Based on CE’s actions and threats regarding GunBroker’s alleged trademark infringement of H&K’s trademarks through the third party auction listings on GunBroker’s website, GunBroker maintains that a substantial controversy exists between the parties to warrant GunBroker’s request for declaratory relief.

GunBroker seeks a declaratory judgment that it has not infringed H&K’s trademarks, that it has not committed any contributory trademark infringement through the auction listings by sellers comparing their product to an H&K product, selling products that are compatible with an H&K product, selling products that are a “knock-off or look alike” to an H&K product, or reselling a used H&K product, and that such uses of H&K’s trademarks by sellers in their auction listings is fair use.


Tabberone said...

Since a cease and desist letter cannot be the grounds for a civil lawsuit, do you think H&K will move to dismiss or do you think they will fight the issues?

Ryan Gile said...

Review the U.S. Supreme Court's decision in MedImmune, Inc. v. Genentech, Inc. 549 U.S. 118 2007) and tell me if you still feel that way. Finnegan also has a good article about the impact of that decision in the realm of trademark cease and desist letters --

Hayden Frost said...

C&D's are definitely grounds for a DJ action, so I definitely agree with Mr. Gile.
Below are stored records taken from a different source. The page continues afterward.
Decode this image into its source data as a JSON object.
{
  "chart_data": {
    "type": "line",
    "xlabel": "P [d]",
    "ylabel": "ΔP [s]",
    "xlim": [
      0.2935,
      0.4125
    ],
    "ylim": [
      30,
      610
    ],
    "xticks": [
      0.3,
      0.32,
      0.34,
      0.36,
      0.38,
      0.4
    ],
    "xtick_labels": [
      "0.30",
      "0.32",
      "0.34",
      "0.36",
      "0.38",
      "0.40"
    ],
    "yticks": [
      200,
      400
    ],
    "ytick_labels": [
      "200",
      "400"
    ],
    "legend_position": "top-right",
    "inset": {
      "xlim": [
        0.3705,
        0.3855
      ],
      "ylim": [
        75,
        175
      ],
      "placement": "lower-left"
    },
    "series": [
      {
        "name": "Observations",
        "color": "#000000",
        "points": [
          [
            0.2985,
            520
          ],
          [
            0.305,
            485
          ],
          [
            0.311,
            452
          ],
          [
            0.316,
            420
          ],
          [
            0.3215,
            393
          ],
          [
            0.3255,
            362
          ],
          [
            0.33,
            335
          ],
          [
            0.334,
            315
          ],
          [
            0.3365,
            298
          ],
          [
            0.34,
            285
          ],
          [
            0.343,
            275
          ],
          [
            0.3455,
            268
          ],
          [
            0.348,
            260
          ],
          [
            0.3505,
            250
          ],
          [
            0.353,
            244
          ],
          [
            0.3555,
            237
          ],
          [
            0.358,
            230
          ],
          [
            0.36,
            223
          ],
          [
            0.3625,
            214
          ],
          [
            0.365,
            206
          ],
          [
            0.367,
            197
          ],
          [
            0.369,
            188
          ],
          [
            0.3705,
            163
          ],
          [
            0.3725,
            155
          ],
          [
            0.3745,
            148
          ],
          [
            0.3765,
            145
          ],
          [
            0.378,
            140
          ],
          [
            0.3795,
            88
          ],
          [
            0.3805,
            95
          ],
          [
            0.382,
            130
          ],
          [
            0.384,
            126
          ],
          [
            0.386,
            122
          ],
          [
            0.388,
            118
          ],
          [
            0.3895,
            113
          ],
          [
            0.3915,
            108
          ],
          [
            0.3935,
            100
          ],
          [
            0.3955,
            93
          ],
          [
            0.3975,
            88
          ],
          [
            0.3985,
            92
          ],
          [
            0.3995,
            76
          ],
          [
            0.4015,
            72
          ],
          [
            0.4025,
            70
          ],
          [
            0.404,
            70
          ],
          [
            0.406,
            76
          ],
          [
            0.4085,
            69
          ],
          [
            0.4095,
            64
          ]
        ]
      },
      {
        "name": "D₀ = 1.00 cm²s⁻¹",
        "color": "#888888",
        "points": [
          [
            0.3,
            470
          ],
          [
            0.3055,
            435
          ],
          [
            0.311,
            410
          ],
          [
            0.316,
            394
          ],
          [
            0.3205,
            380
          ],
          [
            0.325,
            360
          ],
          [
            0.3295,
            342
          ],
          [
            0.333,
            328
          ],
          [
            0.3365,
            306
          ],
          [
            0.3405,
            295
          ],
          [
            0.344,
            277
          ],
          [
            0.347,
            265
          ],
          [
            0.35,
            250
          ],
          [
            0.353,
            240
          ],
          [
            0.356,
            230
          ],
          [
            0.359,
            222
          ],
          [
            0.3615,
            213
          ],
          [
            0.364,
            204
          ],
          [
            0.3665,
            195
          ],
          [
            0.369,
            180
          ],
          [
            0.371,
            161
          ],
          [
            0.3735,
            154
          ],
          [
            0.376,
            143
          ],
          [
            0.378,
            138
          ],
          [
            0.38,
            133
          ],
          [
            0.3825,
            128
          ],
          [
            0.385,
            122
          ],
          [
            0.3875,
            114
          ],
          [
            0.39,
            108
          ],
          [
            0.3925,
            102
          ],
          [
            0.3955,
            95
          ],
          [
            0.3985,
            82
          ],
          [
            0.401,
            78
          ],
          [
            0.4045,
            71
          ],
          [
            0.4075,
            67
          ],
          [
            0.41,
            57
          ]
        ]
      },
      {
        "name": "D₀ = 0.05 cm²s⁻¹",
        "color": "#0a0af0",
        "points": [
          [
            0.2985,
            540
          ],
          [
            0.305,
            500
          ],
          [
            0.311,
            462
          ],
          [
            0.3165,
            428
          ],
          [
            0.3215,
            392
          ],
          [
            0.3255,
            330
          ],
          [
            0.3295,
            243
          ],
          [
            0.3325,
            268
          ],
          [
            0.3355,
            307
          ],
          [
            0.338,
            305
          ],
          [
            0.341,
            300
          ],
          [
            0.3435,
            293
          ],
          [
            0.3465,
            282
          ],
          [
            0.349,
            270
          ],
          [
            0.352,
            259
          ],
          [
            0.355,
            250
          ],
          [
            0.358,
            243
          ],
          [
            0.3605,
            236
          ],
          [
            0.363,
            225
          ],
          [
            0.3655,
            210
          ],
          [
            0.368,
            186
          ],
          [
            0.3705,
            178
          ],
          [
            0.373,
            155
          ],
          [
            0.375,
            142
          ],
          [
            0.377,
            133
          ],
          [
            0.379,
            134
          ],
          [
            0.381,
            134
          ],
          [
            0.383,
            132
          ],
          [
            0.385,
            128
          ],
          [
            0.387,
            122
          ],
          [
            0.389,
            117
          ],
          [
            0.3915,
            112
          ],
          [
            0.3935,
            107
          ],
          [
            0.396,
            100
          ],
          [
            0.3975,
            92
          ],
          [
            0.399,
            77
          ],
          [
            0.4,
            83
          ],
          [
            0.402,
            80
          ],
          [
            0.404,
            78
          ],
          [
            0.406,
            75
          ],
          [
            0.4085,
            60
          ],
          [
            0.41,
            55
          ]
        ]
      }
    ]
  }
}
What I'm more interested in is the pro res allegations. I wish more parties would plead these to get the scummy lawyers out of our bar. Based on the facts as presented, I can't imagine who H&K/CE has any trademark claim. While I'm well aware of the recent ebay cases (which didn't survive MSJ), guns are designed to last as long as possible. There is no "expiration date" on any firearm, especially of the type H&K manufactures. Any ruling adverse to Gunbroker would basically be a total abrogation of first sale. And I would love to see how Quanta affects trademark law.